Under the name Jonathan Grant, Gash produced a trilogy titled The Mehala of Sealandings, comprising The Shores of Sealandings (1991), Storms at Sealandings (1992), and Mehala, Lady of Sealandings (1993). With its mythological and ecological concerns, it is a major departure from his mystery stories.




Clare Burtonall Series



In 1997, with Different Women Dancing, Gash launched a new detective series featuring an unusual detective team: Clare Burtonall, a medical practitioner, and Bonn, a streetwise gigolo of growing importance in her life. The duo meet for the first time when they both stop to assist at a fatal road accident. The accident begins to look suspiciously like murder, however, and Clare's husband, an influential property developer, seems somehow involved: the dead man is a business associate, and his battered briefcase is furtively delivered to the Burtonall home. Bonn, who heads his own team of men for the Pleases Escort Agency, draws Clare into unfamiliar territory--the criminal underworld of urban England. Unlike the ribald and jovial village tales involving Lovejoy, these novels share a darkness akin to that of Graham Greene's Brighton Rock (1938). They depict a world inhabited by the down-and-out, the dregs of society, and the predators. They are graphic explorations of hard-boiled urban settings and personalities. In Prey Dancing (1998), the second novel in the series, Clare, determined to pass on the dying words of an eighteen-year-old drug addict and street person to the man to whom they were addressed, discovers he is an angry, threatening criminal, a weapons man for a gang of murderous thugs with revenge in mind.
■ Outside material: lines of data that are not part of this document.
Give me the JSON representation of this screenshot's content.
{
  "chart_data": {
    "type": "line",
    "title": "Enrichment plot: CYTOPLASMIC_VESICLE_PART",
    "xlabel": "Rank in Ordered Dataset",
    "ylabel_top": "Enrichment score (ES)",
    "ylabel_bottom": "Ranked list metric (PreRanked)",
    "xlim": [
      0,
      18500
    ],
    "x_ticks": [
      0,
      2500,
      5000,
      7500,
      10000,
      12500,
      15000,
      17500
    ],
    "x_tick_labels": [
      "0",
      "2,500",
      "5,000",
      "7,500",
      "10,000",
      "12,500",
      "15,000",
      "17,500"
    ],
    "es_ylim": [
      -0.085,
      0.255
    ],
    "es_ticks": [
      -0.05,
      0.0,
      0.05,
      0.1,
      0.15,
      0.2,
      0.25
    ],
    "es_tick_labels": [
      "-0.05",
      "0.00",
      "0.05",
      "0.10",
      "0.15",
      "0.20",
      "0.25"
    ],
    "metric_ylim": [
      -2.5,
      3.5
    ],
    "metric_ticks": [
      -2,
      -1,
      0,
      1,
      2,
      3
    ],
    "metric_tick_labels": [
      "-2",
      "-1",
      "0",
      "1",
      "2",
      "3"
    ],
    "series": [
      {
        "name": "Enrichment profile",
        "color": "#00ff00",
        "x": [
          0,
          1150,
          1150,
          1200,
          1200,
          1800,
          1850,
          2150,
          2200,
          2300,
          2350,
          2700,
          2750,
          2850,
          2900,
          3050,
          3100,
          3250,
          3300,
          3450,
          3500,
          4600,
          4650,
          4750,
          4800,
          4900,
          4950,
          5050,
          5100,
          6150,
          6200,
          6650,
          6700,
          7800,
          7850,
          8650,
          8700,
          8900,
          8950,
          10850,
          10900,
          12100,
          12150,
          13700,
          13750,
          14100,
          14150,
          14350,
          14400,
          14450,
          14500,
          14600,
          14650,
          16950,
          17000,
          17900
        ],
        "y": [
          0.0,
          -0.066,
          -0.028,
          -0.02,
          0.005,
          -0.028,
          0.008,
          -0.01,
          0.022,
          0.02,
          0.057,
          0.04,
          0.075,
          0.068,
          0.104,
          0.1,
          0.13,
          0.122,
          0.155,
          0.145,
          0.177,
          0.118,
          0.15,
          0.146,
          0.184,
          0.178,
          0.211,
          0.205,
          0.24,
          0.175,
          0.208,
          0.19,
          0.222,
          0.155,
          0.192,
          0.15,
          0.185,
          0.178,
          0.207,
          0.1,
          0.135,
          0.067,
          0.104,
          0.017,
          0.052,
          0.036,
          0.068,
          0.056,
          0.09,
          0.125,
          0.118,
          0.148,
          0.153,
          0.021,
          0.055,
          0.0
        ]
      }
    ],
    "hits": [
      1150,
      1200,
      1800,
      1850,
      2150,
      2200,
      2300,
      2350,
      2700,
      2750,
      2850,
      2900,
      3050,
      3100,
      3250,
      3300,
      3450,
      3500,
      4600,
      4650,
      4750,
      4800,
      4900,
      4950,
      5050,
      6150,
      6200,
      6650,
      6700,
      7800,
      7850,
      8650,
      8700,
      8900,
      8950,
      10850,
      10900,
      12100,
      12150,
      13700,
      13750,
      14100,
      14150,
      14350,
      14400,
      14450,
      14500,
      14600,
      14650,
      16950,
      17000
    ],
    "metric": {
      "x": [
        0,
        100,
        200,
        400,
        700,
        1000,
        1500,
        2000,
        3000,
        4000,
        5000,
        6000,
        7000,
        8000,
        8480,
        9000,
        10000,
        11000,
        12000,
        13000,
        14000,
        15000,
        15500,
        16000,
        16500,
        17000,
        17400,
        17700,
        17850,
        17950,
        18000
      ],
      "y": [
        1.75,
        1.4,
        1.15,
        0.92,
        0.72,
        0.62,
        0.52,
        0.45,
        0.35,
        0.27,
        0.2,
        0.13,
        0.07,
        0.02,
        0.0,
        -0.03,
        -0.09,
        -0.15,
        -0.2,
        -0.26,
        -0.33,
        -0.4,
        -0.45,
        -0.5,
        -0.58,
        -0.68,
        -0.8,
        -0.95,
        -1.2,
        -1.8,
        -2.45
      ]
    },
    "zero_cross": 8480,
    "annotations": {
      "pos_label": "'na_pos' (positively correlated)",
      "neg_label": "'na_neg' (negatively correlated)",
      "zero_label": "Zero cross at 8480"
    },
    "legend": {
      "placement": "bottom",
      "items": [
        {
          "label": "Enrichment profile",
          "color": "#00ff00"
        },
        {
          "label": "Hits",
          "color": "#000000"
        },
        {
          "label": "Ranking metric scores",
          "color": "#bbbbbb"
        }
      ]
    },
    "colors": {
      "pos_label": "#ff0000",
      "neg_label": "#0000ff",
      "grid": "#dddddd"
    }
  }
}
Until this new series, Grant had, in the main, avoided medical concerns in his novels, but since he had retired from medicine, he was no longer writing to escape his daily routines and the human problems they involved.
Die Dancing (2000) returns to Gash's new detective team. Clare is newly divorced, Bonn has become her lover as well as partner in amateur detection, and, unbeknownst to Clare, the Pleases Escort Agency is the secret sponsor of her own new medical practice. While the pair merrily dance away an evening, a "fixer" for important businessmen is brutally beaten to death. The death has political implications because of the man's ties to a member of Parliament and personal associations for his similar links to Clare's former husband. While the detective inspector on the case follows these leads, Clare and Bonn follow other leads that end in more murder.